"References: Available upon request." This is what you usually write at the bottom of your resume when you write it. But what happens if the hiring manager asks for references? Who should you put on your list? When you apply to a job, most places ask for two personal references and two professional references. What if you no longer speak to any of your former coworkers? You could have been the only person at your old job. What if you have never worked before?
Here are some ideas for job references you can use if you don't know who to ask. Check with the person first if they want to be on your reference list. You don't want them to feel like the hiring manager is putting them on the spot. There is a good chance that they won't be able to come up with a good answer because they don't have enough time to think of one.
A person who used to be your professor or teacher
If you haven't had a job before, a former professor or teacher is a great "professional" reference for you to use. A teacher is an impartial person who can give the hiring manager the information he or she needs about your work ethic and how excited you are about new things.

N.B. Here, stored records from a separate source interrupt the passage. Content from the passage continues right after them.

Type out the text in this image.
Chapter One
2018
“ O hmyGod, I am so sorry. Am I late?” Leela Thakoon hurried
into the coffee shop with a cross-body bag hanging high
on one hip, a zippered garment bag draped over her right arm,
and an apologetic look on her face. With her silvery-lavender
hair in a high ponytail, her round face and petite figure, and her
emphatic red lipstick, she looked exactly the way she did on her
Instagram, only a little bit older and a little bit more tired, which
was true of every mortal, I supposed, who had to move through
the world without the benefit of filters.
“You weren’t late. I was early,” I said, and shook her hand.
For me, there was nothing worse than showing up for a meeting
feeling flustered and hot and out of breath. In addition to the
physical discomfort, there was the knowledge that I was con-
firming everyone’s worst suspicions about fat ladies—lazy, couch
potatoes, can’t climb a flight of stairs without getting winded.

In the same way, your college advisor is another way to get help. If you want to talk to a hiring manager about your career goals when you were in college, an advisor is a good choice. An advisor can show the hiring manager how you've changed over time in meeting your goals. He or she can be an effective witness to your character if he or she was with you every step of the way and saw how hard you worked in college.
In the past, a supervisor who was your in charge
If one of the reasons you're leaving your current job is because you don't get along with your boss, you might want to ask a former boss to be your reference instead of your current one. Chances are, your supervisor spent enough time with you on your projects to give a hiring manager a clear picture of who you are as a person and what you did as a worker.
Colleagues from both the past and the present.
Most people pick former coworkers to be their references, but not everyone does. Former coworkers you still talk to are likely to be your friends. They can tell the hiring manager about the projects you worked on together. They can fill in the gaps in your resume and cover letter about your achievements as part of a team that you might have forgotten to write about in them.
When it comes to current coworkers, the same is true.
A lot of people don't know that they can use references from people they still work with. A person who is still working with you is the best person to show the hiring manager how good you are at your job right now.
A member of the family
It's easy for most people to list a family member as a personal reference, but some people might not think about it. As long as your family member can also speak about your skills as a professional, this has more power.
Because your mom is sure to give you a good review, you might want to list her as a reference. Instead, why not list your cousin who worked at the ice cream shop over summer break every year? They are just as likely to write a good review because they are your cousin, but you also have the added benefit of having worked with them before.
A Person from Your Past Who Is a Leader.
A few people don't have any family left and have never had a job. Then, what does a person do?
You can use any authority figure from your past who you trust and who can speak about your character as one of your references, as long as they can speak about your character. People who have been in charge of you can be anyone from your pastor to your old Boy Scout or Girl Scout leader. Check with them first, especially if it's someone you haven't talked to in years.
And, of course, no matter who you choose as a reference, always thank your references, even if the hiring manager doesn't get in touch with them! In the same way that you thank people who interviewed you, you also thank your references. Make sure to thank them and offer to be a reference for them if they ever need one.
Here at Ujuzingo, we've made it a habit to support accounting and finance enthusiasts put their best foot forward as they search for opportunities that meet their skills and career aspirations, while also assisting employers in finding more job-ready applicants. Check out our accounting and finance courses or current job openings.
Contributed by: Henry Mubiru Kweba.
Views expressed by our contributors are their own.